The reaction steps are the same as example 6, and are different from example 2 in that the catalyst is used for the 2 nd time after being recovered, GC-MS analysis shows that the conversion rate of the reaction substrate is more than 89%, the selectivity is about 91%, the product is obtained by separation and purification, and nuclear magnetism confirms that the product is toluene diisocyanate.

Example 11

The reaction procedure is the same as that in example 6, and is different from example 2 in that the catalyst is recovered and used for the 3 rd time, the GC-MS analysis shows that the conversion rate of the reaction substrate is 88%, the selectivity is about 89%, the product is obtained by separation and purification, and the nuclear magnetism confirms that the product is toluene diisocyanate.

Example 12

The reaction procedure is the same as example 6, and is different from example 2 in that the catalyst is used 4 th time after recovery, GC-MS analysis shows that the conversion rate of the reaction substrate is 83%, the selectivity is about 85%, the product is obtained by separation and purification, and nuclear magnetism confirms that the product is toluene diisocyanate.

Example 13

The reaction procedure is the same as that of example 6, and is different from example 2 in that the catalyst is used for the 5 th time after being recovered, GC-MS analysis shows that the conversion rate of the reaction substrate is 81%, the selectivity is about 85%, the product is obtained by separation and purification, and nuclear magnetism confirms that the product is toluene diisocyanate.

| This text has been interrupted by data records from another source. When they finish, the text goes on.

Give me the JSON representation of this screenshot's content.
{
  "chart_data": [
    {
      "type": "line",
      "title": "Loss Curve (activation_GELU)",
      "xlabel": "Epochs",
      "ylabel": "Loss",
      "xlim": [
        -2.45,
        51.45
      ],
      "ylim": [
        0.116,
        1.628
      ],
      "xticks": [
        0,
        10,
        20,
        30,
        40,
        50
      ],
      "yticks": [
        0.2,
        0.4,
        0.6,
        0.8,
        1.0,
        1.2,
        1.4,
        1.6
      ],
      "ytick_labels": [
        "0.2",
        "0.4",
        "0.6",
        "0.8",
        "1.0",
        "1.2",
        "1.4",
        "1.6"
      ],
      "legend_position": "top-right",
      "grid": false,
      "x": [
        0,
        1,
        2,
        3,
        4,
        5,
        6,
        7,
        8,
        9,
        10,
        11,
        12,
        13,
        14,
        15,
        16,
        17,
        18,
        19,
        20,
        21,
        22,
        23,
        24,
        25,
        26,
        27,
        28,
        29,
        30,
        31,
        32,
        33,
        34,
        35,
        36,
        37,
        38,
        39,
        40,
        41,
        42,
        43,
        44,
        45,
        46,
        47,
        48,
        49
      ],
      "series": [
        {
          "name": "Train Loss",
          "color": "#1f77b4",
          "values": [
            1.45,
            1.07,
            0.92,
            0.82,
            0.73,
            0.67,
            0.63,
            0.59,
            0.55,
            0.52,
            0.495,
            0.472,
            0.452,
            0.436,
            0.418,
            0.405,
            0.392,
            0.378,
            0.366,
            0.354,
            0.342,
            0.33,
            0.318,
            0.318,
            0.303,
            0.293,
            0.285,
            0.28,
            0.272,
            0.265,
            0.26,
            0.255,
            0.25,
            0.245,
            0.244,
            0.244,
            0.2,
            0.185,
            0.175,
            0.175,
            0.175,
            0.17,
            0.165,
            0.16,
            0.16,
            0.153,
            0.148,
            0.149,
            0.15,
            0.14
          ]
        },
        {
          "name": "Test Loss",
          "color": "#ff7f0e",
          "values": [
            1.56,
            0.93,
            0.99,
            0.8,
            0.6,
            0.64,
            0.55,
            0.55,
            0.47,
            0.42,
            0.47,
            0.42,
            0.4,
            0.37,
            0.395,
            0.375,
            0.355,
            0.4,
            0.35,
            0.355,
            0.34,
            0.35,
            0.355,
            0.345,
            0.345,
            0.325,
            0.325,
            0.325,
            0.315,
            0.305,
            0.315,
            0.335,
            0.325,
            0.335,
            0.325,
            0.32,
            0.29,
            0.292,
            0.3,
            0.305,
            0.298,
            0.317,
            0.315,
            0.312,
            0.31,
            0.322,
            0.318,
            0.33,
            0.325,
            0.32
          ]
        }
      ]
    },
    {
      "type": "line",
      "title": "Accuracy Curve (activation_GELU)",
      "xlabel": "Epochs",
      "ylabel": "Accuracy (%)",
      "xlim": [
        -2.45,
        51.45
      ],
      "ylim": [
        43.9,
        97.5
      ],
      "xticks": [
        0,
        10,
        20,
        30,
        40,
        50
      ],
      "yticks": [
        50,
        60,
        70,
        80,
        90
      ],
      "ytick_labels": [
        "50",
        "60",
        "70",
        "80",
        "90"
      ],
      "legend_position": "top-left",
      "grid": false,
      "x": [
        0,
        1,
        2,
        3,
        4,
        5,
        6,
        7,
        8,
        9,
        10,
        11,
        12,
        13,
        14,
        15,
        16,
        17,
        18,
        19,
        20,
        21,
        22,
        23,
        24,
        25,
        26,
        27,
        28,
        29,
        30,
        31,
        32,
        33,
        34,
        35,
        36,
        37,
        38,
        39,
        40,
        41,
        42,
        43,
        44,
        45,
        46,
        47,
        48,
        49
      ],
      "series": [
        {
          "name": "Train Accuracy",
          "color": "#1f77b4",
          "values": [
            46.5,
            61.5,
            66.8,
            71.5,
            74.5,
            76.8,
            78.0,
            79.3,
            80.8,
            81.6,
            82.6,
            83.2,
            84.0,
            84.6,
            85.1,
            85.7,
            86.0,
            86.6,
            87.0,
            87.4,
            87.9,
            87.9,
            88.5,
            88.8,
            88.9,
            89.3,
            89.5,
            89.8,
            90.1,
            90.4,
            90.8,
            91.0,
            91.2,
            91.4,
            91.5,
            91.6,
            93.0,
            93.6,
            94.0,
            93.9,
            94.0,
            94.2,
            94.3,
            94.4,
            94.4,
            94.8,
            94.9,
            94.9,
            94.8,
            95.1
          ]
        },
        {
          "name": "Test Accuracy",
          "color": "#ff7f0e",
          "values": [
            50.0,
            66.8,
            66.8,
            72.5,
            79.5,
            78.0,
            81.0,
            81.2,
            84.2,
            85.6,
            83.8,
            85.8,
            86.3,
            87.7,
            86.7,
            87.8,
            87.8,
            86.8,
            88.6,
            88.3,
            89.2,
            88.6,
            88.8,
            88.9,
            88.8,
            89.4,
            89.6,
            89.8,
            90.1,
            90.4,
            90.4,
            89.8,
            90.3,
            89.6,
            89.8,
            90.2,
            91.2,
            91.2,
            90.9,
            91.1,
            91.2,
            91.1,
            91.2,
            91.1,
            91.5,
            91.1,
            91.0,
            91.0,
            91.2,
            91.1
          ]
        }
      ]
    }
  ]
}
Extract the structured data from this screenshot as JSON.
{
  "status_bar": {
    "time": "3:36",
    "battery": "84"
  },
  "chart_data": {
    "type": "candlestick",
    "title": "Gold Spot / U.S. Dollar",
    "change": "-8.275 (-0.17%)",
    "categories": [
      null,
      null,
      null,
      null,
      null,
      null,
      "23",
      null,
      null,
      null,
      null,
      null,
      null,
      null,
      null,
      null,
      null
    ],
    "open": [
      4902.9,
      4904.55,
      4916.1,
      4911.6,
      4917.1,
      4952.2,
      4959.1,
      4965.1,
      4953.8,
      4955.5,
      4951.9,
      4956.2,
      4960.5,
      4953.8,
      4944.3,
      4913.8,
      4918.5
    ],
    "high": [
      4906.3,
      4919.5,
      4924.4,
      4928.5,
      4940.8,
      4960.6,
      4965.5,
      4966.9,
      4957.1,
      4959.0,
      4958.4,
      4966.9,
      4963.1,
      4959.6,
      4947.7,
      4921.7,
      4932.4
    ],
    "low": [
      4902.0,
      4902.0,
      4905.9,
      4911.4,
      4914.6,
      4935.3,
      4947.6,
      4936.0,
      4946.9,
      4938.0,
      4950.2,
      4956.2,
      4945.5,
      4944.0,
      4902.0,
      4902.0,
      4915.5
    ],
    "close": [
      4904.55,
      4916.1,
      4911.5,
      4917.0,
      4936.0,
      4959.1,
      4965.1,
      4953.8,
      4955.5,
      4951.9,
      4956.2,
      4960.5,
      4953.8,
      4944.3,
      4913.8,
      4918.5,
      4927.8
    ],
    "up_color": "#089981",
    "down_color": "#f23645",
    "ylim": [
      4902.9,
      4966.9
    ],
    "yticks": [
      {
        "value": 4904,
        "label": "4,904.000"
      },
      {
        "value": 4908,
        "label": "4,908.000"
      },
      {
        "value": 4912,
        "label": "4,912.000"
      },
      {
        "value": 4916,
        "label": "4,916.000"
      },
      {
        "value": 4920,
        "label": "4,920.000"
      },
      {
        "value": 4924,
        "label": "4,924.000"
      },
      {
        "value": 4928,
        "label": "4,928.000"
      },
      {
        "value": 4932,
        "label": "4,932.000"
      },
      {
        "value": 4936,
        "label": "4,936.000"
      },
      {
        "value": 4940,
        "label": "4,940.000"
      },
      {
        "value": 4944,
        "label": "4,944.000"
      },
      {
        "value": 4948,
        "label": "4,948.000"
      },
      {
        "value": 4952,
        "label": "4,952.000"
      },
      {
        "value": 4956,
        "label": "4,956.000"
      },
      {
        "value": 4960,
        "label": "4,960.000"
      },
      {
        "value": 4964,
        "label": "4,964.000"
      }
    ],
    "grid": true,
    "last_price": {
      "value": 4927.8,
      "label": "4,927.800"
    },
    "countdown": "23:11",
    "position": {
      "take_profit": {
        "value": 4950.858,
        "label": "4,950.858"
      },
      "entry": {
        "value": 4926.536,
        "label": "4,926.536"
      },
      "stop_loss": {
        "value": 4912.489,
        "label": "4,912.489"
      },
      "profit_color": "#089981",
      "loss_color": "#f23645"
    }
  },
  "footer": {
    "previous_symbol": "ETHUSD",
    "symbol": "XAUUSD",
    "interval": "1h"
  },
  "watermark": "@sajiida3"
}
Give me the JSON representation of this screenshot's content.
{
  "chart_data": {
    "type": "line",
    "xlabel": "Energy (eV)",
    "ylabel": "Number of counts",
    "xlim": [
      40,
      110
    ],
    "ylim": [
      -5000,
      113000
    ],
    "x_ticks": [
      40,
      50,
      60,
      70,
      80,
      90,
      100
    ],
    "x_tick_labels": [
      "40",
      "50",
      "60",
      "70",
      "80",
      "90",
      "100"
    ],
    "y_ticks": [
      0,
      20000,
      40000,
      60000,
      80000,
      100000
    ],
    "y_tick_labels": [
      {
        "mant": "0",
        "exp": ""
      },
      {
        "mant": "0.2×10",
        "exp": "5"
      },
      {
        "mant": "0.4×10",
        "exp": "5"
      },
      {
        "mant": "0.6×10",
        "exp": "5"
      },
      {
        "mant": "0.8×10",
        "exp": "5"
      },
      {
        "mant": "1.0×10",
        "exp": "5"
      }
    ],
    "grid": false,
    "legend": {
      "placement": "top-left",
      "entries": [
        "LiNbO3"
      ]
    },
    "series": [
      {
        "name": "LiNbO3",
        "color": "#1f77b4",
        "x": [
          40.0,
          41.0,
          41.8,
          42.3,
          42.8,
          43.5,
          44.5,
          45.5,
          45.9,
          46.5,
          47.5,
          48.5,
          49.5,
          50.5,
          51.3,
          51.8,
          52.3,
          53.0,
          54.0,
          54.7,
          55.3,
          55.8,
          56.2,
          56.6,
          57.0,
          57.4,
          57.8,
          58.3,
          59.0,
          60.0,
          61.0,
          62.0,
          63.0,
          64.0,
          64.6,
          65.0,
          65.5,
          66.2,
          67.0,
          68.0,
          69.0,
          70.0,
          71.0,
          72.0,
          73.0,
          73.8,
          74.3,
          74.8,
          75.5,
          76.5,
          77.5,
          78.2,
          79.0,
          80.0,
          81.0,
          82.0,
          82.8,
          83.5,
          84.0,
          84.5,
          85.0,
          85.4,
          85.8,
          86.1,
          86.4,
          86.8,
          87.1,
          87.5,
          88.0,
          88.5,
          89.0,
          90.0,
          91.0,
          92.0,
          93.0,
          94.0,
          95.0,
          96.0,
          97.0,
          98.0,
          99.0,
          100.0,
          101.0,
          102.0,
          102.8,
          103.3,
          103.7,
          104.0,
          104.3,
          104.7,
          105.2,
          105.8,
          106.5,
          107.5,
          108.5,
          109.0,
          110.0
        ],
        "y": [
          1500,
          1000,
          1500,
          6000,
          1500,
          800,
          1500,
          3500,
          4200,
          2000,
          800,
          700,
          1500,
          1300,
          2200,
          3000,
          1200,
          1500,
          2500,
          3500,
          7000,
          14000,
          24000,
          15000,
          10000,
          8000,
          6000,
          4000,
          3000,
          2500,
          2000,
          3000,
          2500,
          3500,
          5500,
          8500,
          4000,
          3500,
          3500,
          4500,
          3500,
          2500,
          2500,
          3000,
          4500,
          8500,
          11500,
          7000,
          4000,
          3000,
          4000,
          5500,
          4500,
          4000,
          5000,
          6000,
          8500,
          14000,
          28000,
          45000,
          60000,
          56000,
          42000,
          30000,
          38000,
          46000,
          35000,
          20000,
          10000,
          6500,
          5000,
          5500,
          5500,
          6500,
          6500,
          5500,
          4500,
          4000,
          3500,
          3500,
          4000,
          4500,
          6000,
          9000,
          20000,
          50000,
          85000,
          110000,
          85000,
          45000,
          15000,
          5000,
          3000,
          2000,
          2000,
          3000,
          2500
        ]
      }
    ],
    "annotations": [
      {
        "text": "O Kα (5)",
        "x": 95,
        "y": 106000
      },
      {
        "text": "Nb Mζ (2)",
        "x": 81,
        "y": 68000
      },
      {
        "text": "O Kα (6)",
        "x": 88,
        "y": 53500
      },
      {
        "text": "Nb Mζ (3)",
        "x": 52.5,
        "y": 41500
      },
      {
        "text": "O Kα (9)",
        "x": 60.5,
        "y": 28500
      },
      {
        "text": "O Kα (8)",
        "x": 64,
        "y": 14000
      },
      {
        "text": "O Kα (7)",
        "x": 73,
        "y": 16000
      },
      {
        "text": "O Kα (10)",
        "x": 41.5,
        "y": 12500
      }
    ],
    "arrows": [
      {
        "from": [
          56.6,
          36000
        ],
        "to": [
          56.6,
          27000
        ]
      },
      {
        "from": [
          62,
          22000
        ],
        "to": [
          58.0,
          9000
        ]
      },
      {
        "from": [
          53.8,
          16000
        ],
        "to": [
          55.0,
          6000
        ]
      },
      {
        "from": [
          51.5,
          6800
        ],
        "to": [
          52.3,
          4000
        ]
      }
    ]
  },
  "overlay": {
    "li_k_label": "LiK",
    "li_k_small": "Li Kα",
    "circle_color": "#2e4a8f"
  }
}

All of the above-described first embodiments are not intended to suggest any alternative form of implementing the new and/or novel methods. Those skilled in the art will take advantage of this important information, and the foregoing will be modified to achieve similar performance. However, all modifications or adaptations based on the present invention belong to the rights reserved for the present invention.

The foregoing is directed to preferred embodiments of the present invention, other and further embodiments of the invention may be devised without departing from the basic scope thereof, and the scope thereof is determined by the claims that follow. However, any simple modification, equivalent change and modification of the above embodiments according to the technical essence of the present invention are within the protection scope of the technical solution of the present invention.